За стеной кашляет отец. Не спит, ворочается. Вчера я здорово испортила ему настроение. После моей просьбы научить стрелять в комнате повисла такая липкая тишина, что в ней завязли даже стрелки настенных часов. Затем папа встал из-за стола. Не быстро, не медленно, а спокойно – словно ничего не произошло, – и от этого контраста мне стало не по себе. Также спокойно он надел куртку, застегнул пуговицы – даже самую верхнюю, которую всегда оставлял не застегнутой, – и вышел из дома, плотно и беззвучно закрыв за собой дверь.

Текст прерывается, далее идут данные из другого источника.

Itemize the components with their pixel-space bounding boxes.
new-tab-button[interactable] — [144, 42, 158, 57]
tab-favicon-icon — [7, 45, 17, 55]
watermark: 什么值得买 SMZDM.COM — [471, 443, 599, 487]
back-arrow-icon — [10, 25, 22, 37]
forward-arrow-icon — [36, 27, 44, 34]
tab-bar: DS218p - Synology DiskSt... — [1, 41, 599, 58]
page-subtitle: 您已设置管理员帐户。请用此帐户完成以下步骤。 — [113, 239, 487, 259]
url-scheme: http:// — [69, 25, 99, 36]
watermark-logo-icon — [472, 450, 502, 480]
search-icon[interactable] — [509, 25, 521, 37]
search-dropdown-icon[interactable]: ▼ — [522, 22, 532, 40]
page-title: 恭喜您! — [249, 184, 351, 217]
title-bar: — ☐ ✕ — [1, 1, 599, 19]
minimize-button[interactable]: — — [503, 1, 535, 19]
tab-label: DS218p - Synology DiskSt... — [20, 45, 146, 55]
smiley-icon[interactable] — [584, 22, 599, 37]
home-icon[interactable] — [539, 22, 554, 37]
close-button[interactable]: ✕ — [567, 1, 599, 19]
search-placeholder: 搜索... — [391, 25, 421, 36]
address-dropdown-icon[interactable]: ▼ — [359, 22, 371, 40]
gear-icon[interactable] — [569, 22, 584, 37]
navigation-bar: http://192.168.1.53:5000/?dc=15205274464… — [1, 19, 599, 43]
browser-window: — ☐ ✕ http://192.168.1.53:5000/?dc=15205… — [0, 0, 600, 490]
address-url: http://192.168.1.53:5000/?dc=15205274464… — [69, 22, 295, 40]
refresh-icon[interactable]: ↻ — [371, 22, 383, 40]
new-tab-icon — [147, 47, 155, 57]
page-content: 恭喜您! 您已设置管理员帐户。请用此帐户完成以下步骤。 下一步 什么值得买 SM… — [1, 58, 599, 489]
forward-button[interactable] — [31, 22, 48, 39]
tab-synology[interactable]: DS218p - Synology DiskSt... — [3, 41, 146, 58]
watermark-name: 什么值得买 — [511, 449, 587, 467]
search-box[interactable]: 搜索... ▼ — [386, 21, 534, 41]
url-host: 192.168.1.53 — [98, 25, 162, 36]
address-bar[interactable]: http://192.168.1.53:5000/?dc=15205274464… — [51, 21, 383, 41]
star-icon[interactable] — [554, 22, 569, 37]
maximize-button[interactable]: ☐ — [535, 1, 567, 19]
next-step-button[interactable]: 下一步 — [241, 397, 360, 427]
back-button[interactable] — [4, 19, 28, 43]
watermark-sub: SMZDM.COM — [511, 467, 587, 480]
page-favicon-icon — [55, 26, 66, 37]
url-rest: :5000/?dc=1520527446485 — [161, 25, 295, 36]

После его ухода я некоторое время просто сидела на диване. Потом собрала все гелиевые шары и, как есть, в туфлях, юбке и майке, вышла на улицу, в жидкие сумерки. Обойдя дом, поднялась по стремянке на крышу и остановилась на верхней ступеньке.
Передо мной простиралась черная скатерть поля с рыжеватыми потеками талого снега. За полем – лес. Словно забор, который ограждал меня от Никиты. Я долго смотрела на лес, он отвечал взаимностью. В его взгляде не ощущалось угрозы, но и сочувствия тоже не было: лес давно испытывал меня на прочность.
Я разжала замерзшие пальцы и отпустила воздушные шары на волю ветра. Они быстро поднимались, теряли яркость, словно их поглощала серость неба. Не нравилось мне это зрелище, но и оторваться от него не было сил. Так и стояла, пока шары не исчезли в пустоте.
Дома я заварила большую кружку чая с ромашкой и укуталась в плед. Внутренний холод быстро унялся, только спокойнее не стало. Та конфетная обертка, возможно, ничего не значила. Но она заставила меня вспомнить единственный вопрос, который я не позволяла себе задавать: если Никита жив, почему не дал о себе знать?..
Шлепаю на кухню и включаю чайник. Пишу письмо Никите. Пью чай, обнимая кружку ладонями и всматриваюсь в окно, в которое бьется мелкий снег. Темно. Поэтому комнату в отражении я вижу отчетливее, чем пейзаж. Зато тот, кто за стеклом, отлично видит меня. Если, конечно, предположить, что там кто-то есть.
Отправляюсь на пробежку. Включаю музыку на полную громкость, салютую автомобильному остову, бросаю сосиску сонному Попперу. Маршрут пробегаю до конца. Когда поднимаюсь на крыльцо, солнечный луч прорезает тучи, как нож бумагу. Я щурюсь и улыбаюсь. Первое солнце за несколько серых недель.
Папа не выходит на завтрак, но я не позволяю себе расстраиваться. Накрываю тарелку с омлетом пластмассовым куполом и сажусь за комп, чтобы написать Никите еще одно – коротенькое – письмо.